Hamish had got his socks on and had his trousers draped on the gravel drive preparatory to putting them on when Colonel and Mrs Halburton-Smythe and five guests including John Harrington rounded the corner of the house.
The colonel goggled at Hamish, who stood frozen, one leg in his trousers and one out. He’s going to say, “What the hell is the meaning of this?” thought Hamish.
“What the hell is the meaning of this?” screamed the colonel. Mrs Halburton-Smythe, who was younger than the colonel and had rather pretty, if faded, blonde good looks, shouted, “Come here this minute, Priscilla.”
Priscilla thought wildly of the crazy explanations about Daphne’s salmon and said hurriedly, “I’ll tell you about it later. Get in the car, Mr Macbeth.”
The colonel started his wrathful advance.
Hamish leapt into the car, still half in and half out of his trousers.
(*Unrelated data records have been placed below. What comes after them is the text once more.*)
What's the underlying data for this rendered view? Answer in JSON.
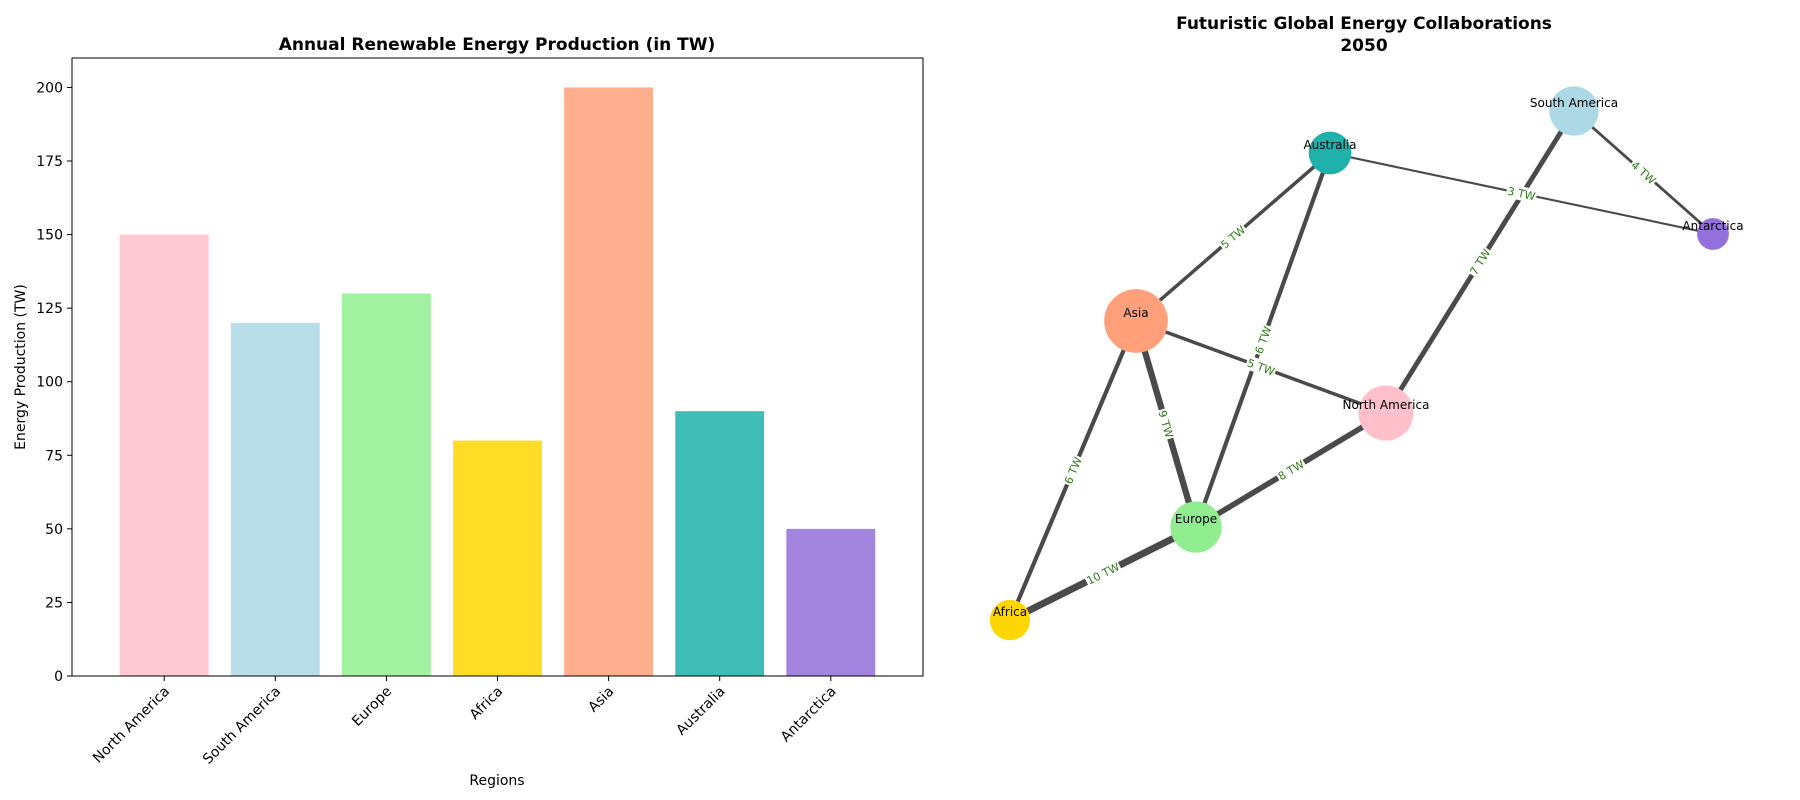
{
  "chart_data": [
    {
      "type": "bar",
      "title": "Annual Renewable Energy Production (in TW)",
      "xlabel": "Regions",
      "ylabel": "Energy Production (TW)",
      "categories": [
        "North America",
        "South America",
        "Europe",
        "Africa",
        "Asia",
        "Australia",
        "Antarctica"
      ],
      "values": [
        150,
        120,
        130,
        80,
        200,
        90,
        50
      ],
      "colors": [
        "#ffc0cb",
        "#add8e6",
        "#90ee90",
        "#ffd700",
        "#ffa07a",
        "#20b2aa",
        "#9370db"
      ],
      "ylim": [
        0,
        210
      ],
      "yticks": [
        0,
        25,
        50,
        75,
        100,
        125,
        150,
        175,
        200
      ],
      "grid": false
    },
    {
      "type": "network",
      "title": "Futuristic Global Energy Collaborations",
      "subtitle": "2050",
      "nodes": [
        {
          "name": "North America",
          "value": 150,
          "color": "#ffc0cb"
        },
        {
          "name": "South America",
          "value": 120,
          "color": "#add8e6"
        },
        {
          "name": "Europe",
          "value": 130,
          "color": "#90ee90"
        },
        {
          "name": "Africa",
          "value": 80,
          "color": "#ffd700"
        },
        {
          "name": "Asia",
          "value": 200,
          "color": "#ffa07a"
        },
        {
          "name": "Australia",
          "value": 90,
          "color": "#20b2aa"
        },
        {
          "name": "Antarctica",
          "value": 50,
          "color": "#9370db"
        }
      ],
      "edges": [
        {
          "source": "Africa",
          "target": "Europe",
          "value": 10,
          "label": "10 TW"
        },
        {
          "source": "Asia",
          "target": "Europe",
          "value": 9,
          "label": "9 TW"
        },
        {
          "source": "Europe",
          "target": "North America",
          "value": 8,
          "label": "8 TW"
        },
        {
          "source": "North America",
          "target": "South America",
          "value": 7,
          "label": "7 TW"
        },
        {
          "source": "Asia",
          "target": "Africa",
          "value": 6,
          "label": "6 TW"
        },
        {
          "source": "Australia",
          "target": "Europe",
          "value": 6,
          "label": "6 TW"
        },
        {
          "source": "Asia",
          "target": "Australia",
          "value": 5,
          "label": "5 TW"
        },
        {
          "source": "Asia",
          "target": "North America",
          "value": 5,
          "label": "5 TW"
        },
        {
          "source": "South America",
          "target": "Antarctica",
          "value": 4,
          "label": "4 TW"
        },
        {
          "source": "Australia",
          "target": "Antarctica",
          "value": 3,
          "label": "3 TW"
        }
      ]
    }
  ]
}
Priscilla jumped in the other side and they fled off before the colonel could reach them.
“Now I’m for it,” said Priscilla gloomily. “He will never listen, you know, which is why no one ever really tells him anything.”
Hamish wriggled into his trousers. “And what will you tell your young man? Your father told me – warned me off in fact – that you were about to become engaged.”
“I suppose I’d better get engaged to someone,” said Priscilla, concentrating on her driving and therefore missing the look of pain on her companion’s face. “After all, they did take me to London to do the Season and a fat lot of good that was. It cost them a lot of money. All the other girls seemed content to marry someone suitable. My friend, Sarah, was wild about this chap, but she married someone else. She said as she walked up to the altar, she thought, “I wish it could have been so-and-so,” but she’s got a baby now and seems pretty happy.”
“I should think it would be hell to be married to someone you didn’t love,” said Hamish, his eyes fixed on the road ahead.
“Really? One never thinks of bobbies as being romantic somehow,” said Priscilla carelessly, and the drive back continued in silence.